8. The optimized control method for a hybrid power system of an oil drilling rig as described in claim 7, characterized in that, The step of allocating power based on the allocation weights to the transient power difference, and generating a first power command for the battery and a second power command for the supercapacitor, includes: Multiply the first weight by the transient power difference to obtain the first power command of the battery; Multiplying the second weight by the transient power difference yields the second power command of the supercapacitor.

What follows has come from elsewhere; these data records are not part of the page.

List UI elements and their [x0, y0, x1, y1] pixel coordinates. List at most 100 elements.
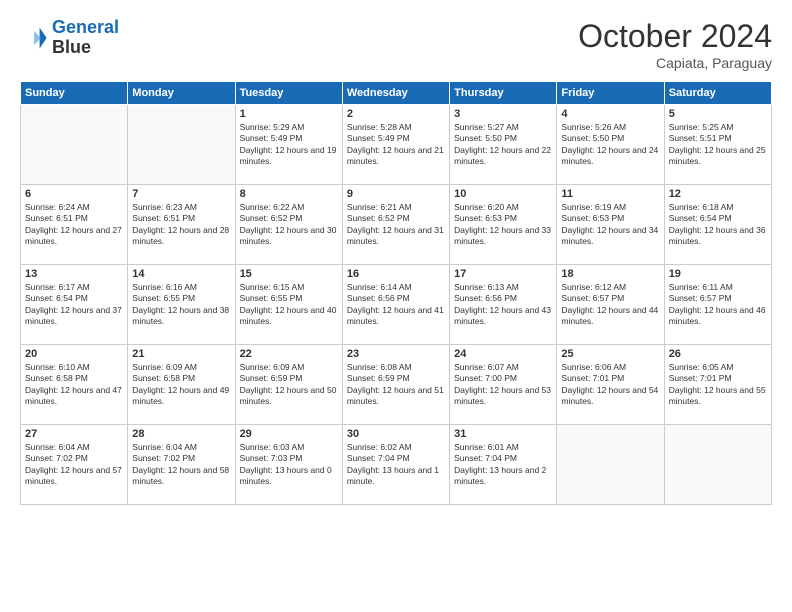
- cell-info: Sunrise: 5:26 AM Sunset: 5:50 PM Dayligh…: [561, 122, 659, 168]
- cell-info: Sunrise: 6:15 AM Sunset: 6:55 PM Dayligh…: [240, 282, 338, 328]
- cell-info: Sunrise: 5:28 AM Sunset: 5:49 PM Dayligh…: [347, 122, 445, 168]
- day-header-friday: Friday: [557, 82, 664, 105]
- day-number: 13: [25, 268, 123, 280]
- day-number: 16: [347, 268, 445, 280]
- calendar-cell: 6 Sunrise: 6:24 AM Sunset: 6:51 PM Daylig…: [21, 185, 128, 265]
- week-row-3: 20 Sunrise: 6:10 AM Sunset: 6:58 PM Dayli…: [21, 345, 772, 425]
- day-number: 9: [347, 188, 445, 200]
- day-header-wednesday: Wednesday: [342, 82, 449, 105]
- day-number: 5: [669, 108, 767, 120]
- day-number: 3: [454, 108, 552, 120]
- subtitle: Capiata, Paraguay: [578, 55, 772, 71]
- day-number: 19: [669, 268, 767, 280]
- cell-info: Sunrise: 6:21 AM Sunset: 6:52 PM Dayligh…: [347, 202, 445, 248]
- day-number: 17: [454, 268, 552, 280]
- calendar-cell: 14Sunrise: 6:16 AM Sunset: 6:55 PM Dayli…: [128, 265, 235, 345]
- calendar-cell: 2 Sunrise: 5:28 AM Sunset: 5:49 PM Daylig…: [342, 105, 449, 185]
- cell-info: Sunrise: 6:02 AM Sunset: 7:04 PM Dayligh…: [347, 442, 445, 488]
- day-number: 6: [25, 188, 123, 200]
- week-row-1: 6 Sunrise: 6:24 AM Sunset: 6:51 PM Daylig…: [21, 185, 772, 265]
- logo-line2: Blue: [52, 38, 119, 58]
- calendar-cell: [128, 105, 235, 185]
- calendar-cell: 20 Sunrise: 6:10 AM Sunset: 6:58 PM Dayli…: [21, 345, 128, 425]
- day-number: 8: [240, 188, 338, 200]
- week-row-2: 13 Sunrise: 6:17 AM Sunset: 6:54 PM Dayli…: [21, 265, 772, 345]
- calendar-cell: 25Sunrise: 6:06 AM Sunset: 7:01 PM Dayli…: [557, 345, 664, 425]
- day-number: 25: [561, 348, 659, 360]
- calendar-cell: 8 Sunrise: 6:22 AM Sunset: 6:52 PM Daylig…: [235, 185, 342, 265]
- cell-info: Sunrise: 6:04 AM Sunset: 7:02 PM Dayligh…: [25, 442, 123, 488]
- day-number: 14: [132, 268, 230, 280]
- day-number: 11: [561, 188, 659, 200]
- calendar-cell: 13 Sunrise: 6:17 AM Sunset: 6:54 PM Dayli…: [21, 265, 128, 345]
- cell-info: Sunrise: 5:25 AM Sunset: 5:51 PM Dayligh…: [669, 122, 767, 168]
- calendar-cell: 10Sunrise: 6:20 AM Sunset: 6:53 PM Dayli…: [450, 185, 557, 265]
- calendar-cell: 27 Sunrise: 6:04 AM Sunset: 7:02 PM Dayli…: [21, 425, 128, 505]
- day-number: 18: [561, 268, 659, 280]
- cell-info: Sunrise: 6:03 AM Sunset: 7:03 PM Dayligh…: [240, 442, 338, 488]
- calendar-cell: [557, 425, 664, 505]
- day-number: 28: [132, 428, 230, 440]
- logo-line1: General: [52, 17, 119, 37]
- cell-info: Sunrise: 6:08 AM Sunset: 6:59 PM Dayligh…: [347, 362, 445, 408]
- day-number: 20: [25, 348, 123, 360]
- cell-info: Sunrise: 6:11 AM Sunset: 6:57 PM Dayligh…: [669, 282, 767, 328]
- logo: General Blue: [20, 18, 119, 58]
- calendar-cell: 19 Sunrise: 6:11 AM Sunset: 6:57 PM Dayli…: [664, 265, 771, 345]
- day-number: 30: [347, 428, 445, 440]
- day-number: 21: [132, 348, 230, 360]
- cell-info: Sunrise: 6:05 AM Sunset: 7:01 PM Dayligh…: [669, 362, 767, 408]
- calendar-cell: 12 Sunrise: 6:18 AM Sunset: 6:54 PM Dayli…: [664, 185, 771, 265]
- calendar-cell: 15 Sunrise: 6:15 AM Sunset: 6:55 PM Dayli…: [235, 265, 342, 345]
- calendar-cell: 18Sunrise: 6:12 AM Sunset: 6:57 PM Dayli…: [557, 265, 664, 345]
- calendar: SundayMondayTuesdayWednesdayThursdayFrid…: [20, 81, 772, 505]
- cell-info: Sunrise: 6:07 AM Sunset: 7:00 PM Dayligh…: [454, 362, 552, 408]
- cell-info: Sunrise: 6:01 AM Sunset: 7:04 PM Dayligh…: [454, 442, 552, 488]
- calendar-cell: 4 Sunrise: 5:26 AM Sunset: 5:50 PM Daylig…: [557, 105, 664, 185]
- cell-info: Sunrise: 6:10 AM Sunset: 6:58 PM Dayligh…: [25, 362, 123, 408]
- header: General Blue October 2024 Capiata, Parag…: [20, 18, 772, 71]
- cell-info: Sunrise: 6:18 AM Sunset: 6:54 PM Dayligh…: [669, 202, 767, 248]
- month-title: October 2024: [578, 18, 772, 55]
- day-header-sunday: Sunday: [21, 82, 128, 105]
- calendar-cell: 9 Sunrise: 6:21 AM Sunset: 6:52 PM Daylig…: [342, 185, 449, 265]
- day-number: 4: [561, 108, 659, 120]
- day-header-tuesday: Tuesday: [235, 82, 342, 105]
- calendar-cell: 31 Sunrise: 6:01 AM Sunset: 7:04 PM Dayli…: [450, 425, 557, 505]
- cell-info: Sunrise: 6:13 AM Sunset: 6:56 PM Dayligh…: [454, 282, 552, 328]
- cell-info: Sunrise: 6:17 AM Sunset: 6:54 PM Dayligh…: [25, 282, 123, 328]
- cell-info: Sunrise: 6:23 AM Sunset: 6:51 PM Dayligh…: [132, 202, 230, 248]
- page: General Blue October 2024 Capiata, Parag…: [0, 0, 792, 612]
- calendar-cell: [21, 105, 128, 185]
- day-number: 27: [25, 428, 123, 440]
- cell-info: Sunrise: 6:22 AM Sunset: 6:52 PM Dayligh…: [240, 202, 338, 248]
- calendar-cell: 1 Sunrise: 5:29 AM Sunset: 5:49 PM Daylig…: [235, 105, 342, 185]
- cell-info: Sunrise: 6:24 AM Sunset: 6:51 PM Dayligh…: [25, 202, 123, 248]
- title-block: October 2024 Capiata, Paraguay: [578, 18, 772, 71]
- cell-info: Sunrise: 6:04 AM Sunset: 7:02 PM Dayligh…: [132, 442, 230, 488]
- cell-info: Sunrise: 6:20 AM Sunset: 6:53 PM Dayligh…: [454, 202, 552, 248]
- day-header-saturday: Saturday: [664, 82, 771, 105]
- calendar-cell: 17 Sunrise: 6:13 AM Sunset: 6:56 PM Dayli…: [450, 265, 557, 345]
- day-number: 26: [669, 348, 767, 360]
- day-number: 31: [454, 428, 552, 440]
- calendar-cell: [664, 425, 771, 505]
- day-header-thursday: Thursday: [450, 82, 557, 105]
- day-number: 22: [240, 348, 338, 360]
- calendar-cell: 26 Sunrise: 6:05 AM Sunset: 7:01 PM Dayli…: [664, 345, 771, 425]
- calendar-cell: 24Sunrise: 6:07 AM Sunset: 7:00 PM Dayli…: [450, 345, 557, 425]
- calendar-cell: 22 Sunrise: 6:09 AM Sunset: 6:59 PM Dayli…: [235, 345, 342, 425]
- calendar-cell: 21 Sunrise: 6:09 AM Sunset: 6:58 PM Dayli…: [128, 345, 235, 425]
- cell-info: Sunrise: 6:09 AM Sunset: 6:59 PM Dayligh…: [240, 362, 338, 408]
- calendar-cell: 3Sunrise: 5:27 AM Sunset: 5:50 PM Daylig…: [450, 105, 557, 185]
- day-header-monday: Monday: [128, 82, 235, 105]
- day-number: 1: [240, 108, 338, 120]
- cell-info: Sunrise: 5:29 AM Sunset: 5:49 PM Dayligh…: [240, 122, 338, 168]
- day-number: 2: [347, 108, 445, 120]
- day-number: 15: [240, 268, 338, 280]
- day-number: 29: [240, 428, 338, 440]
- week-row-4: 27 Sunrise: 6:04 AM Sunset: 7:02 PM Dayli…: [21, 425, 772, 505]
- day-number: 12: [669, 188, 767, 200]
- cell-info: Sunrise: 6:09 AM Sunset: 6:58 PM Dayligh…: [132, 362, 230, 408]
- cell-info: Sunrise: 6:14 AM Sunset: 6:56 PM Dayligh…: [347, 282, 445, 328]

9. The optimized control method for a hybrid power system of an oil drilling rig as described in claim 1, characterized in that, Before acquiring the high-frequency impact power data of the previous drill pipe hoisting cycle, the method further includes: Obtain historical power data from the previous drill pipe hoisting cycle; The historical power data is low-pass filtered to obtain low-frequency reference power data; The high-frequency impact power data is obtained by subtracting the historical power data from the low-frequency reference power data.

10. The optimized control method for a hybrid power system of an oil drilling rig as described in claim 1, characterized in that, The extraction of charge-discharge characteristic data from the high-frequency impact power data includes: The raindrop counting algorithm is used to process multiple local extreme points in the high-frequency impact power data to obtain a discrete set of sequential extreme points. Determine the amplitude difference that constitutes the charge-discharge closed-loop data in the set of extreme points of the sequence; The amplitude difference is taken as the amplitude of a single power alternation, and the number of times the amplitude of a single power alternation occurs in the set of extreme points of the sequence is counted as the cycle frequency. The cycle frequency and the single power alternation amplitude are paired and mapped to obtain charge and discharge characteristic data.